Install the latest version of Docker

sudo apt install docker-ce docker-ce-cli containerd.io docker-buildx-plugin docker-compose-plugin

Verify the Docker installation:

docker--version
 

6. Install and Configure Open WebUI

Run the Open WebUI container

sudo docker run -d\
-p 3000:8080 \
--add-host=host.docker.internal:host-gateway \
-e OLLAMA_BASE_URL=http://host.docker.internal:11434 \
-e CORS_ALLOW_ORIGIN="http://localhost:3000;http://192.168.16.7:3000"\
-v ollama:/root/.ollama \
-v open-webui:/app/backend/data \
--name open-webui \
--restart always \
 ghcr.io/open-webui/open-webui:latest # --gpus=all # for GPU support

Notes:

  • **CORS_ALLOW_ORIGIN** restricts web access to the specified origins and prevents CORS-related errors.
  • **-v ollama:/root/.ollama** persists Ollama models and data in a Docker volume named ollama.
  • **-v open-webui:/app/backend/data** persists Open WebUI application data.
  • **--restart always** ensures the container restarts automatically after crashes or system reboots.
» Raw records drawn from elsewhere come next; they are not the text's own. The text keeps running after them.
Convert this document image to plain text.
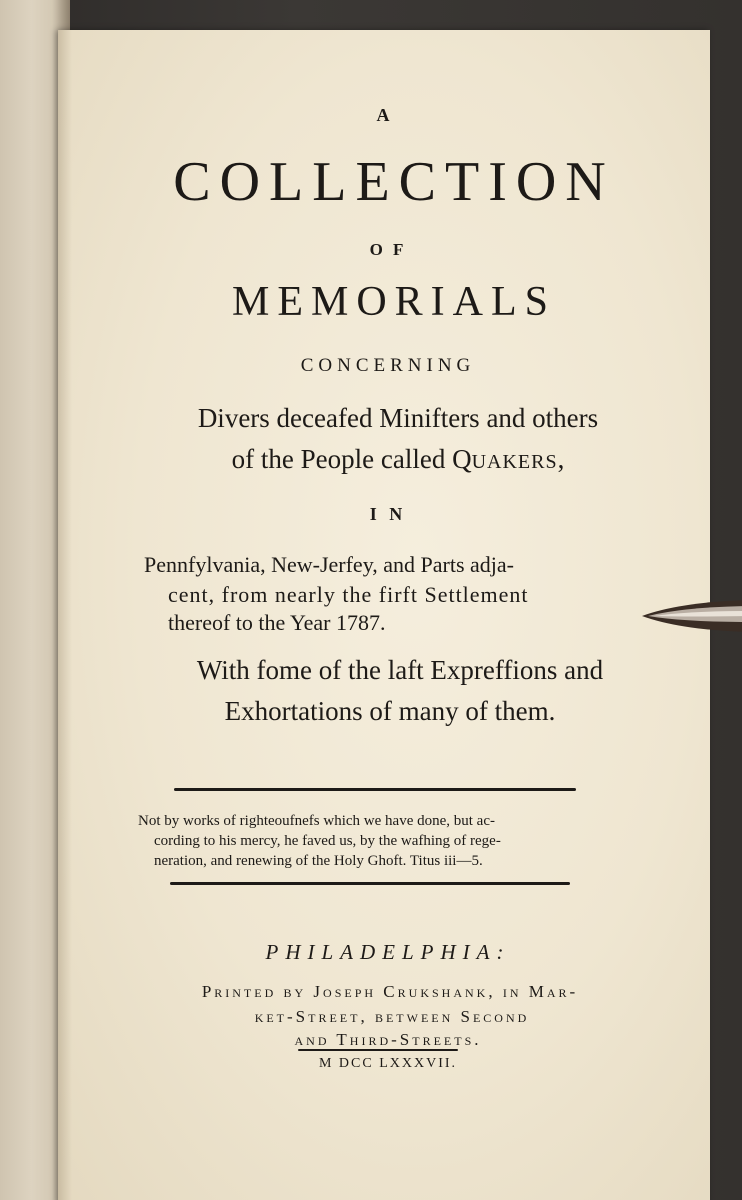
A
COLLECTION
O F
MEMORIALS
CONCERNING
Divers deceafed Minifters and others
of the People called QUAKERS,
I N
Pennfylvania, New-Jerfey, and Parts adja-
cent, from nearly the firft Settlement
thereof to the Year 1787.
With fome of the laft Expreffions and
Exhortations of many of them.
Not by works of righteoufnefs which we have done, but ac-
cording to his mercy, he faved us, by the wafhing of rege-
neration, and renewing of the Holy Ghoft. Titus iii—5.
PHILADELPHIA:
Printed by Joseph Crukshank, in Mar-
ket-Street, between Second
and Third-Streets.
M DCC LXXXVII.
These settings ensure that application state and models are preserved across restarts.

sudo docker ps

Verify Open WebUI responsiveness

curl http://localhost:3000

You should see the HTML output for the Open WebUI web interface.
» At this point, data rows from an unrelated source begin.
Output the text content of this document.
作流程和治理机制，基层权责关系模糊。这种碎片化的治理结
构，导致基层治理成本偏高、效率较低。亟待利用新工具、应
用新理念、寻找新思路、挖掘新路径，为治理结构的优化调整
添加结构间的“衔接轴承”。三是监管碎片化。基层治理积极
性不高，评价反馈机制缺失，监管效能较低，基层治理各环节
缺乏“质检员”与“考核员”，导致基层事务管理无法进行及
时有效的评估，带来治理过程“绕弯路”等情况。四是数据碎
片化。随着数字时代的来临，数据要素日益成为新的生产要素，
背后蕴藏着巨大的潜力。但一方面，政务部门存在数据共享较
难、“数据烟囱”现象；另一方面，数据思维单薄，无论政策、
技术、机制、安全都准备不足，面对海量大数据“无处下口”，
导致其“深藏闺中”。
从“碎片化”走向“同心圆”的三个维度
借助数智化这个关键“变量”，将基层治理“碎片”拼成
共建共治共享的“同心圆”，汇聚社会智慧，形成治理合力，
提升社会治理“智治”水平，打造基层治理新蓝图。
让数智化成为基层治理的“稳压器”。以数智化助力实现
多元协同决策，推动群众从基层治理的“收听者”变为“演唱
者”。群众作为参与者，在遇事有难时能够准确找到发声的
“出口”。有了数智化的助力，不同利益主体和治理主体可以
Allow LAN access through the firewall

sudo ufw allow 3000/tcp

Log in to Open WebUI

Navigate to http://192.168.16.7:3000 in your browser. The Open WebUI login page should appear.

Create an administrator account.

Open WebUI should automatically detect the local Ollama instance. If only one model is installed (for example, gemma3), it will be selected as the default. If multiple models are available, you can choose a default model from the settings.

Open WebUI ships with reasonable default settings. Depending on the model in use, these may be tuned for improved performance or accuracy. For example, when using gemma3, increasing the Context Length to more than 8192 tokens helps prevent RAG truncation.

(Optional) Python API Example

The following Python script demonstrates how to query Open WebUI using its API. In production environments, API keys should be issued to users with a User role rather than an Admin role.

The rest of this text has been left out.